Zwei Superstars auf einer Bühne – und ein Problem, das einer von ihnen schon seit einem halben Jahrhundert mit sich herumträgt, auch wenn die beiden Männer, die da in der ausverkauften Lanxess Arena in Köln die Menge zu Jubelstürmen hinreißt, jetzt zum ersten Mal gemeinsam auf ihrer „On Stage Together“-Tour sind. Beide sind sie auf ihre Weise Genies, beide werden sie gefeiert. Doch egal was Paul Simon auch macht, wie sehr er auch über die Bühne springt, sich in Pose wirft, sich präsentiert, gegen das Charisma eines Sting kommt er einfach nicht an.
Es ähnelst schon fast einem Fluch, dass Simon, ohne Frage einer der wichtigsten Musiker des 20. Jahrhunderts, eigentlich alle Ehrungen erhalten hat, die man sich nur vorstellen kann, aber eben
nicht jene Ausstrahlung besitzt, dank derer anderen Künstlern die Herzen der Fans fast schon automatisch zufliegen. So auch in Köln: Hier ist es Sting, der ohne darum zu buhlen den größten
Applaus erhält, Sting, der die Akzente setzt, Sting, der mit der Menge interagiert und ein entsprechendes Feedback erhält. Und Paul Simon? Muss sich anstrengen.
Dabei stimmt musikalisch einfach alles. Dank gleich zweier Bands im Hintergrund können sich sowohl Sting als auch Paul Simon austoben, können sie Bläsersätze einbauen, Raum für Geigen-, Saxofon-
und Tuba-Soli lassen und im Notfall gleich auf zwei Schlagzeuge zurückgreifen. Vor allem Sting gibt Gas. Der 63-Jährige trägt inzwischen einen Rauschebart in Holzfäller-Optik und strotzt vor
Kraft. Was er in den Höhen verloren hat, macht er durch mehr Klangfarben und grandiose Arrangements wett, in denen eine Backgroundsängerin Sting so meisterhaft unterstützt, dass die Stimmen oft
zu einer einzigen verschmelzen. Genüsslich wechselt der Brite zwischen Hits aus seiner Solo-Zeit und alten Police-Titeln, spielt „So lonely“, „Englishman in New York“, „Walking on the moon“,
„Message in a bottle“ und natürlich „Roxanne“, in das er geschickt die Bill-Withers-Nummer „Ain't no sunshine“ einflechtet. Der Saal tobt. Und kommt dann bei Paul Simon wieder zur Ruhe.

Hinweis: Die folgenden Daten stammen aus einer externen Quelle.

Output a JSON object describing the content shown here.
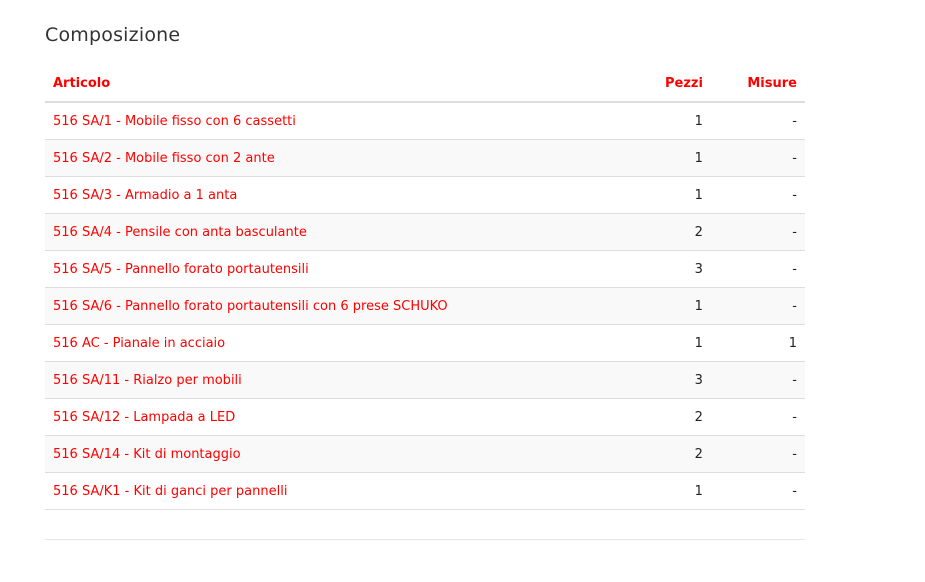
{
  "title": "Composizione",
  "columns": {
    "articolo": "Articolo",
    "pezzi": "Pezzi",
    "misure": "Misure"
  },
  "accent_color": "#ff0000",
  "rows": [
    {
      "articolo": "516 SA/1 - Mobile fisso con 6 cassetti",
      "pezzi": "1",
      "misure": "-"
    },
    {
      "articolo": "516 SA/2 - Mobile fisso con 2 ante",
      "pezzi": "1",
      "misure": "-"
    },
    {
      "articolo": "516 SA/3 - Armadio a 1 anta",
      "pezzi": "1",
      "misure": "-"
    },
    {
      "articolo": "516 SA/4 - Pensile con anta basculante",
      "pezzi": "2",
      "misure": "-"
    },
    {
      "articolo": "516 SA/5 - Pannello forato portautensili",
      "pezzi": "3",
      "misure": "-"
    },
    {
      "articolo": "516 SA/6 - Pannello forato portautensili con 6 prese SCHUKO",
      "pezzi": "1",
      "misure": "-"
    },
    {
      "articolo": "516 AC - Pianale in acciaio",
      "pezzi": "1",
      "misure": "1"
    },
    {
      "articolo": "516 SA/11 - Rialzo per mobili",
      "pezzi": "3",
      "misure": "-"
    },
    {
      "articolo": "516 SA/12 - Lampada a LED",
      "pezzi": "2",
      "misure": "-"
    },
    {
      "articolo": "516 SA/14 - Kit di montaggio",
      "pezzi": "2",
      "misure": "-"
    },
    {
      "articolo": "516 SA/K1 - Kit di ganci per pannelli",
      "pezzi": "1",
      "misure": "-"
    }
  ]
}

„Gracceland“, „Dazzling Blue“, „Diamonds on the Soles of her Shoes“. Die Brillanz, die beide teilen, verbindet sich bei dem 73-Jährigen mit feiner Melancholie und intellektueller
Experimentierfreude, die nicht schlechter ist als die Wucht Stings. Nur anders. Sie geht nicht in die Beine, sondern in den Kopf. Und, vor allem für eine bestimmte Generation, mit zarten
Schritten ganz tief ins Herz.
Das gesteht Sting selbst. „Ich bin nicht der einzige, dessen Leben in Paul-Simon-Songs gemessen werden kann“, sagt er. Die erste Liebe, die erste Trennung, alles gespickt mit dessen Liedern. Und
im Falle Stings auch das erste große Abenteuer. „America“ singt er, so emotionsgeladen und einzigartig, wie es nur wenige vermögen. Besser kann man Paul Simon nicht ehren, auch wenn es mit einem
jener Titel geschieht, die dieser selbst in seinen Solo-Teilen auslässt. Alles aus der „Simon & Garfunkel“-Zeit geht nur in Form eines Duetts. Gut so. Denn es sagt auch etwas über Paul Simon
aus, wenn er etwa die Melodie von „The Boxer“ rhythmisch so frei interpretiert, dass der locker-flockig-unbeschwerte Tonfall erst durch den Einsatz Stings hergestellt werden muss. Einfach mal den
Kopf ausschalten. Spielen statt anstrengen. Und genießen. Dann geht auch das Publikum mit. Als die beiden schließlich „Bridge over troubled Water“ anstimmen, gelingt dies so gut, dass sich auf
der Gänsehaut noch eine Gänsehaut bildet. Was für ein Konzert. Für den Kopf und das Herz.